Advierto a los lectores que en los manuscritos enviados se evita el nombre de sus autores, lo que ayuda a ser más objetivo: ni su nombre, ni su procedencia, ni su institución deben aparecer. Otorgamos cuatro premios: primer lugar de investigación y de tesis y segundos lugares de ambas categorías.

El Museo sacó, entonces, los sobres cerrados y sellados en que aparecerían los nombres de los autores (el resto sería destruido sin abrirlo). Mencionaré sólo al triunfador. ¿Quién sería? Yo estaba seguro de que se trataba de alguien experimentado, más bien viejo, con tablas.

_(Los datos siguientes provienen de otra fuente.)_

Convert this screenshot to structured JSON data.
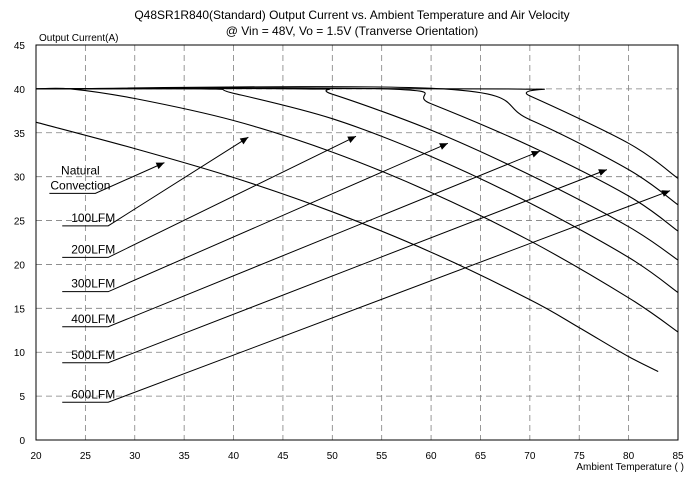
{
  "chart_data": {
    "type": "line",
    "title": [
      "Q48SR1R840(Standard) Output Current vs. Ambient Temperature and Air Velocity",
      "@ Vin = 48V, Vo = 1.5V (Tranverse Orientation)"
    ],
    "xlabel": "Ambient Temperature (   )",
    "ylabel": "Output Current(A)",
    "xlim": [
      20,
      85
    ],
    "ylim": [
      0,
      45
    ],
    "xticks": [
      20,
      25,
      30,
      35,
      40,
      45,
      50,
      55,
      60,
      65,
      70,
      75,
      80,
      85
    ],
    "yticks": [
      0,
      5,
      10,
      15,
      20,
      25,
      30,
      35,
      40,
      45
    ],
    "grid": true,
    "series": [
      {
        "name": "Natural Convection",
        "label_lines": [
          "Natural",
          "Convection"
        ],
        "label_at": [
          25,
          28.1
        ],
        "arrow_to": [
          33,
          31.6
        ],
        "points": [
          [
            20,
            36.2
          ],
          [
            30,
            33.2
          ],
          [
            40,
            29.9
          ],
          [
            50,
            26.0
          ],
          [
            60,
            21.4
          ],
          [
            70,
            16.0
          ],
          [
            75,
            12.8
          ],
          [
            80,
            9.5
          ],
          [
            83,
            7.8
          ]
        ]
      },
      {
        "name": "100LFM",
        "label_lines": [
          "100LFM"
        ],
        "label_at": [
          26.3,
          24.4
        ],
        "arrow_to": [
          41.5,
          34.5
        ],
        "points": [
          [
            20,
            40
          ],
          [
            23.5,
            40
          ],
          [
            30,
            38.9
          ],
          [
            40,
            36.4
          ],
          [
            50,
            32.8
          ],
          [
            60,
            28.2
          ],
          [
            70,
            22.7
          ],
          [
            80,
            16.2
          ],
          [
            85,
            12.3
          ]
        ]
      },
      {
        "name": "200LFM",
        "label_lines": [
          "200LFM"
        ],
        "label_at": [
          26.3,
          20.8
        ],
        "arrow_to": [
          52.4,
          34.6
        ],
        "points": [
          [
            20,
            40
          ],
          [
            37,
            40
          ],
          [
            40,
            39.5
          ],
          [
            50,
            36.6
          ],
          [
            60,
            32.3
          ],
          [
            70,
            27.0
          ],
          [
            80,
            20.8
          ],
          [
            85,
            16.8
          ]
        ]
      },
      {
        "name": "300LFM",
        "label_lines": [
          "300LFM"
        ],
        "label_at": [
          26.3,
          16.9
        ],
        "arrow_to": [
          61.7,
          33.8
        ],
        "points": [
          [
            20,
            40
          ],
          [
            47.2,
            40
          ],
          [
            50,
            39.4
          ],
          [
            60,
            35.3
          ],
          [
            70,
            30.2
          ],
          [
            80,
            24.3
          ],
          [
            85,
            20.5
          ]
        ]
      },
      {
        "name": "400LFM",
        "label_lines": [
          "400LFM"
        ],
        "label_at": [
          26.3,
          12.9
        ],
        "arrow_to": [
          71.0,
          32.9
        ],
        "points": [
          [
            20,
            40
          ],
          [
            55.6,
            40
          ],
          [
            60,
            38.3
          ],
          [
            70,
            33.5
          ],
          [
            80,
            27.8
          ],
          [
            85,
            23.8
          ]
        ]
      },
      {
        "name": "500LFM",
        "label_lines": [
          "500LFM"
        ],
        "label_at": [
          26.3,
          8.8
        ],
        "arrow_to": [
          77.8,
          30.8
        ],
        "points": [
          [
            20,
            40
          ],
          [
            61.3,
            40
          ],
          [
            70,
            36.5
          ],
          [
            80,
            30.8
          ],
          [
            85,
            26.8
          ]
        ]
      },
      {
        "name": "600LFM",
        "label_lines": [
          "600LFM"
        ],
        "label_at": [
          26.3,
          4.3
        ],
        "arrow_to": [
          84.2,
          28.4
        ],
        "points": [
          [
            20,
            40
          ],
          [
            67.6,
            40
          ],
          [
            70,
            39.2
          ],
          [
            80,
            33.8
          ],
          [
            85,
            29.8
          ]
        ]
      }
    ]
  }
}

Nos equivocamos los jueces: el ganador de 80 mil pesos era un jovencito de 24 años que no tenía más que licenciatura en Historia, ningún postgrado. Esto nos llenó de alegría.

Ahora no hablaré del texto puesto que se publicará (es parte del premio). Lo haré cuando aparezca. Sólo digo que es apasionante y que echa abajo no pocos mitos regiomontanos con seriedad y muy buena pluma. Tampoco falto a la confidencialidad porque ya hicimos públicos los resultados.

¿Y los elogios anunciados? Uno es para Javier Villarreal Lozano, que durante muchos años se distinguió por su servicio a los cargos que le encargaron. Primeramente, como profesor de la Escuela de Comunicación. Sus exalumnos coinciden en que fue su gran maestro. Nadie le hurta su sabiduría ni le niega su capacidad didáctica, su experiencia y generosidad. Una cosa que le admiré es que aun a personas con las que tenía conflictos jamás les negó el recinto del Centro Cultural que dirigía. Ya no repito lo que otros han dicho de él. Refrendaría la sentencia de San Pablo: “has dado la buena lucha”. El otro elogio es para mi querido Sergio Quintana (conocido por Timo), el músico alegre y espléndido, creativo y admirado. Su esposa, que fue mi alumna, me lo presentó y desde el primer momento nos estimamos. ¿Quién no lo disfrutó? Quedan sus melodías, letras de canciones y juegos rítmicos. ¡Era un mago!